Não conheço qualquer história em que o ritual tenha sido leve, que não houvesse mal-estares entre os familiares, e lágrimas de decepção. Os casais se consomem fazendo tudo para serem aceitos e agradar aos outros e cuidam tão pouco de si mesmos. Até os votos são proferidos por outrem e repetidos automaticamente pelos pombinhos, sem um pingo de hesitação. Não deveriam eles próprios assumir por si seu compromisso, sem precisar de um terceiro na cena? Sem lançar mão de um outro que os valide? Esquecem-se que, ao fim da festa, dali em diante, serão apenas os dois, um com o outro, no cotidiano nu e cru da vida.

Voltando à história do amigo do meu avô, penso que jamais deveria ser um diamante a peça oferecida em um noivado, mas uma pérola. Diamantes são rígidos, estáveis, são arrancados brutos da natureza, precisam ser lapidados para brilhar. Duram uma infinidade, puro carbono. Já a pérola, não! Nasce pronta, será sempre daquele jeito, não tem como modificar seu formato, pois depende da ostra que a engendrou para ter suas características. E, ao contrário das demais gemas preciosas, pode morrer se não tiver os devidos cuidados, devido à sua composição química não uniforme. É o símbolo da fecundidade. Muitos casais se estabelecem almejando a pérola, mas não se dão conta de que a ostra precisa ser provocada para oferecer o seu melhor.

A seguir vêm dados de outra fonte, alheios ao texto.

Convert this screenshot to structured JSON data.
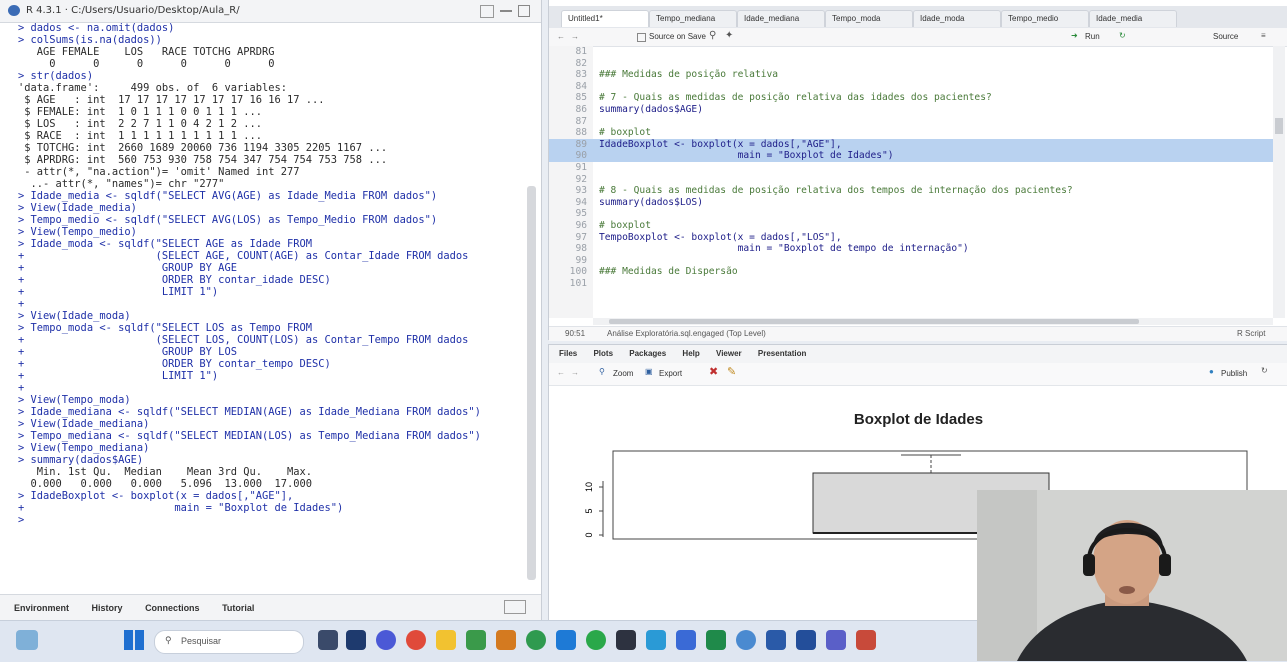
{
  "console": {
    "header_title": "R 4.3.1 · C:/Users/Usuario/Desktop/Aula_R/",
    "lines": [
      {
        "t": "> dados <- na.omit(dados)",
        "k": "cmd"
      },
      {
        "t": "> colSums(is.na(dados))",
        "k": "cmd"
      },
      {
        "t": "   AGE FEMALE    LOS   RACE TOTCHG APRDRG",
        "k": "out"
      },
      {
        "t": "     0      0      0      0      0      0",
        "k": "out"
      },
      {
        "t": "> str(dados)",
        "k": "cmd"
      },
      {
        "t": "'data.frame':     499 obs. of  6 variables:",
        "k": "out"
      },
      {
        "t": " $ AGE   : int  17 17 17 17 17 17 17 16 16 17 ...",
        "k": "out"
      },
      {
        "t": " $ FEMALE: int  1 0 1 1 1 0 0 1 1 1 ...",
        "k": "out"
      },
      {
        "t": " $ LOS   : int  2 2 7 1 1 0 4 2 1 2 ...",
        "k": "out"
      },
      {
        "t": " $ RACE  : int  1 1 1 1 1 1 1 1 1 1 ...",
        "k": "out"
      },
      {
        "t": " $ TOTCHG: int  2660 1689 20060 736 1194 3305 2205 1167 ...",
        "k": "out"
      },
      {
        "t": " $ APRDRG: int  560 753 930 758 754 347 754 754 753 758 ...",
        "k": "out"
      },
      {
        "t": " - attr(*, \"na.action\")= 'omit' Named int 277",
        "k": "out"
      },
      {
        "t": "  ..- attr(*, \"names\")= chr \"277\"",
        "k": "out"
      },
      {
        "t": "> Idade_media <- sqldf(\"SELECT AVG(AGE) as Idade_Media FROM dados\")",
        "k": "cmd"
      },
      {
        "t": "> View(Idade_media)",
        "k": "cmd"
      },
      {
        "t": "> Tempo_medio <- sqldf(\"SELECT AVG(LOS) as Tempo_Medio FROM dados\")",
        "k": "cmd"
      },
      {
        "t": "> View(Tempo_medio)",
        "k": "cmd"
      },
      {
        "t": "> Idade_moda <- sqldf(\"SELECT AGE as Idade FROM",
        "k": "cmd"
      },
      {
        "t": "+                     (SELECT AGE, COUNT(AGE) as Contar_Idade FROM dados",
        "k": "cmd"
      },
      {
        "t": "+                      GROUP BY AGE",
        "k": "cmd"
      },
      {
        "t": "+                      ORDER BY contar_idade DESC)",
        "k": "cmd"
      },
      {
        "t": "+                      LIMIT 1\")",
        "k": "cmd"
      },
      {
        "t": "+",
        "k": "cmd"
      },
      {
        "t": "> View(Idade_moda)",
        "k": "cmd"
      },
      {
        "t": "> Tempo_moda <- sqldf(\"SELECT LOS as Tempo FROM",
        "k": "cmd"
      },
      {
        "t": "+                     (SELECT LOS, COUNT(LOS) as Contar_Tempo FROM dados",
        "k": "cmd"
      },
      {
        "t": "+                      GROUP BY LOS",
        "k": "cmd"
      },
      {
        "t": "+                      ORDER BY contar_tempo DESC)",
        "k": "cmd"
      },
      {
        "t": "+                      LIMIT 1\")",
        "k": "cmd"
      },
      {
        "t": "+",
        "k": "cmd"
      },
      {
        "t": "> View(Tempo_moda)",
        "k": "cmd"
      },
      {
        "t": "> Idade_mediana <- sqldf(\"SELECT MEDIAN(AGE) as Idade_Mediana FROM dados\")",
        "k": "cmd"
      },
      {
        "t": "> View(Idade_mediana)",
        "k": "cmd"
      },
      {
        "t": "> Tempo_mediana <- sqldf(\"SELECT MEDIAN(LOS) as Tempo_Mediana FROM dados\")",
        "k": "cmd"
      },
      {
        "t": "> View(Tempo_mediana)",
        "k": "cmd"
      },
      {
        "t": "> summary(dados$AGE)",
        "k": "cmd"
      },
      {
        "t": "   Min. 1st Qu.  Median    Mean 3rd Qu.    Max.",
        "k": "out"
      },
      {
        "t": "  0.000   0.000   0.000   5.096  13.000  17.000",
        "k": "out"
      },
      {
        "t": "> IdadeBoxplot <- boxplot(x = dados[,\"AGE\"],",
        "k": "cmd"
      },
      {
        "t": "+                        main = \"Boxplot de Idades\")",
        "k": "cmd"
      },
      {
        "t": ">",
        "k": "cmd"
      }
    ],
    "tabs": [
      "Environment",
      "History",
      "Connections",
      "Tutorial"
    ]
  },
  "source": {
    "tabs": [
      "Untitled1*",
      "Tempo_mediana",
      "Idade_mediana",
      "Tempo_moda",
      "Idade_moda",
      "Tempo_medio",
      "Idade_media"
    ],
    "toolbar": {
      "source_on_save": "Source on Save",
      "run": "Run",
      "source": "Source"
    },
    "code": [
      {
        "n": "81",
        "t": "",
        "k": "code"
      },
      {
        "n": "82",
        "t": "",
        "k": "code"
      },
      {
        "n": "83",
        "t": "### Medidas de posição relativa",
        "k": "com"
      },
      {
        "n": "84",
        "t": "",
        "k": "code"
      },
      {
        "n": "85",
        "t": "# 7 - Quais as medidas de posição relativa das idades dos pacientes?",
        "k": "com"
      },
      {
        "n": "86",
        "t": "summary(dados$AGE)",
        "k": "code"
      },
      {
        "n": "87",
        "t": "",
        "k": "code"
      },
      {
        "n": "88",
        "t": "# boxplot",
        "k": "com"
      },
      {
        "n": "89",
        "t": "IdadeBoxplot <- boxplot(x = dados[,\"AGE\"],",
        "k": "code",
        "hl": true
      },
      {
        "n": "90",
        "t": "                        main = \"Boxplot de Idades\")",
        "k": "code",
        "hl": true
      },
      {
        "n": "91",
        "t": "",
        "k": "code"
      },
      {
        "n": "92",
        "t": "",
        "k": "code"
      },
      {
        "n": "93",
        "t": "# 8 - Quais as medidas de posição relativa dos tempos de internação dos pacientes?",
        "k": "com"
      },
      {
        "n": "94",
        "t": "summary(dados$LOS)",
        "k": "code"
      },
      {
        "n": "95",
        "t": "",
        "k": "code"
      },
      {
        "n": "96",
        "t": "# boxplot",
        "k": "com"
      },
      {
        "n": "97",
        "t": "TempoBoxplot <- boxplot(x = dados[,\"LOS\"],",
        "k": "code"
      },
      {
        "n": "98",
        "t": "                        main = \"Boxplot de tempo de internação\")",
        "k": "code"
      },
      {
        "n": "99",
        "t": "",
        "k": "code"
      },
      {
        "n": "100",
        "t": "### Medidas de Dispersão",
        "k": "com"
      },
      {
        "n": "101",
        "t": "",
        "k": "code"
      }
    ],
    "status_left": "90:51",
    "status_mid": "Análise Exploratória.sql.engaged (Top Level)",
    "status_right": "R Script"
  },
  "plots": {
    "tabs": [
      "Files",
      "Plots",
      "Packages",
      "Help",
      "Viewer",
      "Presentation"
    ],
    "toolbar": {
      "zoom": "Zoom",
      "export": "Export",
      "publish": "Publish"
    },
    "title": "Boxplot de Idades",
    "y_ticks": [
      "10",
      "5",
      "0"
    ]
  },
  "taskbar": {
    "search_placeholder": "Pesquisar"
  },
  "colors": {
    "selection": "#b9d2f0",
    "comment": "#4a7a3a",
    "keyword": "#20208a",
    "console_cmd": "#1f30a8"
  }
}
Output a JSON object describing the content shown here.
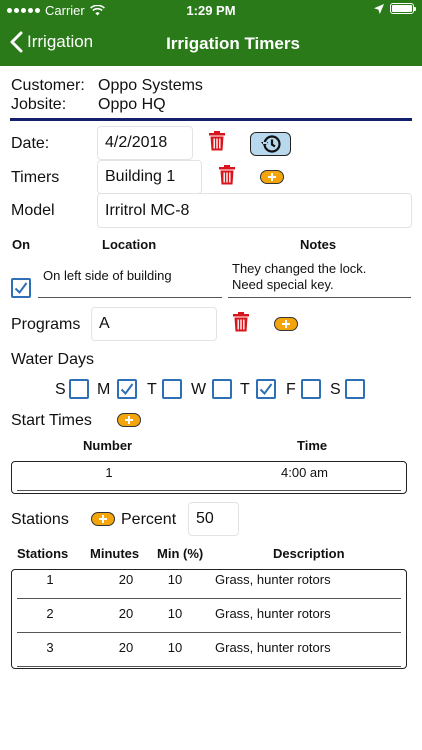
{
  "status": {
    "carrier": "Carrier",
    "time": "1:29 PM"
  },
  "nav": {
    "back_label": "Irrigation",
    "title": "Irrigation Timers"
  },
  "customer": {
    "customer_label": "Customer:",
    "customer_value": "Oppo Systems",
    "jobsite_label": "Jobsite:",
    "jobsite_value": "Oppo HQ"
  },
  "form": {
    "date_label": "Date:",
    "date_value": "4/2/2018",
    "timers_label": "Timers",
    "timers_value": "Building 1",
    "model_label": "Model",
    "model_value": "Irritrol MC-8",
    "on_header": "On",
    "location_header": "Location",
    "notes_header": "Notes",
    "location_value": "On left side of building",
    "notes_line1": "They changed the lock.",
    "notes_line2": "Need special key.",
    "programs_label": "Programs",
    "programs_value": "A",
    "water_days_label": "Water Days",
    "start_times_label": "Start Times",
    "stations_label": "Stations",
    "percent_label": "Percent",
    "percent_value": "50"
  },
  "water_days": [
    {
      "letter": "S",
      "checked": false
    },
    {
      "letter": "M",
      "checked": true
    },
    {
      "letter": "T",
      "checked": false
    },
    {
      "letter": "W",
      "checked": false
    },
    {
      "letter": "T",
      "checked": true
    },
    {
      "letter": "F",
      "checked": false
    },
    {
      "letter": "S",
      "checked": false
    }
  ],
  "start_times": {
    "headers": {
      "number": "Number",
      "time": "Time"
    },
    "rows": [
      {
        "number": "1",
        "time": "4:00 am"
      }
    ]
  },
  "stations": {
    "headers": {
      "stations": "Stations",
      "minutes": "Minutes",
      "min_pct": "Min (%)",
      "description": "Description"
    },
    "rows": [
      {
        "station": "1",
        "minutes": "20",
        "min_pct": "10",
        "description": "Grass, hunter rotors"
      },
      {
        "station": "2",
        "minutes": "20",
        "min_pct": "10",
        "description": "Grass, hunter rotors"
      },
      {
        "station": "3",
        "minutes": "20",
        "min_pct": "10",
        "description": "Grass, hunter rotors"
      }
    ]
  },
  "colors": {
    "nav_green": "#2a7a19",
    "divider_navy": "#14206b",
    "trash_red": "#d8141c",
    "add_orange": "#f4a50c",
    "checkbox_blue": "#2e6fb5"
  }
}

Escuto diariamente as pessoas com dificuldades emocionais dizerem: “mas por que não me avisaram que seria assim?”. Desculpe, mas não há uma regra universal capaz de determinar as vivências humanas, e o que funciona para um casal não funcionará para o outro. Há dois termos muito utilizados nesse período da vida dos quais deveríamos dar risadas. Um, o “felizes para sempre!”. Afinal, ninguém é feliz o tempo todo, e para sempre é muito tempo. A felicidade é um estado fugaz, e só é usufruída quando entendemos que a vida é cíclica. Assim como as estações, não é possível colher as flores na primavera, se não aguardamos pacientemente a latência do inverno. E “enfim, sós”, outro engodo. Será trazida muita gente oculta para dentro da nova casa, e o casal levará um tempo para ver que esses inquilinos não pagam o aluguel. Eu tenho certeza de que você chegou até aqui na leitura ansiando por algo que respondesse ao título que engenhosamente propus – “quando ela vai falar sobre fidelidade?”. Inspirada no sábio pescador das histórias da minhas infância, respondo: num casamento só se é fiel ou infiel a si mesmo.